Be wary of over-ambition
There are over 10,000 Carrefour-branded stores in 34 countries around the world. In Asia alone, the world's second-biggest retailer has over 370 outlets.
One of the first things chief executive Georges Plassat did when he took over in 2012 was to pull out of overseas operations in Colombia, Malaysia, Indonesia, Singapore and Greece.
In doing so, Plassat hoped to reverse the fortunes of a company whose shares have lost around two-thirds of their value this century. Carrefour's boss has blamed the group's poor performance in part on international over-extension under previous management.
Supermarket giants including Carrefour, Britain's Tesco and Germany's Metro have learned that a winning formula at home doesn't necessarily translate into market domination overseas.
Corporate over-ambition can appear in many forms. Geographic expansion is one thing, but it's often tempting for companies to expand into areas outside their core expertise on the promise of steep growth and quick results. Sometimes companies grow so big they become impossible to run.
Banks in the US became too-big-to-manage after former President Bill Clinton repealed legislation in 1999 that had separated commercial and investment banking since the Great Depression in the 1930s.
Rivals elsewhere followed suit and soon the fashionable accessory for any cashed-up and ambitious commercial bank was an investment banking division. Lax lending to consumers on the one hand, and speculative trading that nobody understood on the other, would come to define the boom years that eventually led to the 2008 global financial crisis.
The world would realise that too-big-to-manage would also mean too-big-to-fail, as countries almost bankrupted themselves trying to rescue failed financial institutions.
A key lesson was that bank bosses were oblivious to the risks they were exposed to. Their businesses had become too complicated.
Another form of over-ambition takes the form of over-diversification. A feature of the 1997-98 Asian financial crisis was the number of companies that had become mini-conglomerates, usually by acquiring with borrowed money non-productive assets such as property or golf courses.
We dubbed this process "di-worsification".
In many such cases, the company had become little more than a vehicle for a hard-charging chief executive out for personal glory.
During Hong Kong's final days as a British colony the most talked-about investment bank in town wasn't Goldman Sachs or Morgan Stanley. It was Peregrine Investments Holdings.
From 1988 to 1997, Peregrine became the largest stock underwriter in the city and a pioneer in the Asian junk bond market. Founder Philip Tose, a flamboyant former race car driver, endorsed a self-described "buccaneering" culture that favoured bold risk-taking, often at the expense of prudent management oversight.
The firm was forced into bankruptcy in January 1998 after a single loan to an Indonesian businessman went sour. It had lent one-third of its capital to this client as part of a bond underwriting agreement. Currency turmoil linked to the Asian financial crisis killed any chance of the loan being repaid.

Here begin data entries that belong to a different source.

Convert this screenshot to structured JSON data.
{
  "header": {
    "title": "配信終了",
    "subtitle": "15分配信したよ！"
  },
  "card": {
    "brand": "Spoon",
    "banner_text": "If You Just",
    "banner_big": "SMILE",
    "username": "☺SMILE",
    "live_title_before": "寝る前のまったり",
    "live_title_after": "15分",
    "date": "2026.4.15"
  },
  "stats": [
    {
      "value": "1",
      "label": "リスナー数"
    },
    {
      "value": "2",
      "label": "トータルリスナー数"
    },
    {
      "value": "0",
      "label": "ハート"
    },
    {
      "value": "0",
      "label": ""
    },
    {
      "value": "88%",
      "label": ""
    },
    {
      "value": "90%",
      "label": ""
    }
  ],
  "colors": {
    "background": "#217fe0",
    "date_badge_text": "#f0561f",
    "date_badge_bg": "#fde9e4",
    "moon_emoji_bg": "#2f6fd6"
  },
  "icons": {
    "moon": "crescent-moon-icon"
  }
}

Amazingly, despite significant improvements in corporate governance across the region, clearly over-confident companies keep on attracting outside money.
One Hong Kong-listed property developer with significant real estate investments in mainland China somehow deems it necessary to run a professional football club as well as movie production and distribution companies.
Its shares were trading below the November 2009 initial public offer price, as of November 2014.
Corporate ambition isn't a bad thing. In fact, investors should look for companies with sensible plans for business growth.
The trouble is, CEOs can be blinded by hubris and encouraged by a weak board. They often underestimate the cost of a merger or a trophy acquisition. It's particularly relevant when share prices are riding high or when debt is cheap.
Company management with delusions of overnight success should be treated with great scepticism. Aggressive growth may be seductive for investors but it often comes with a hidden price.
My idea of the perfect company is one whose earnings rise by 10 per cent to 15 per cent a year and this growth is accurately reflected in the share price.
It is perfect because this is a company you will never need to sell.
Hugh Young is managing director of Aberdeen Asset Management Asia Limited.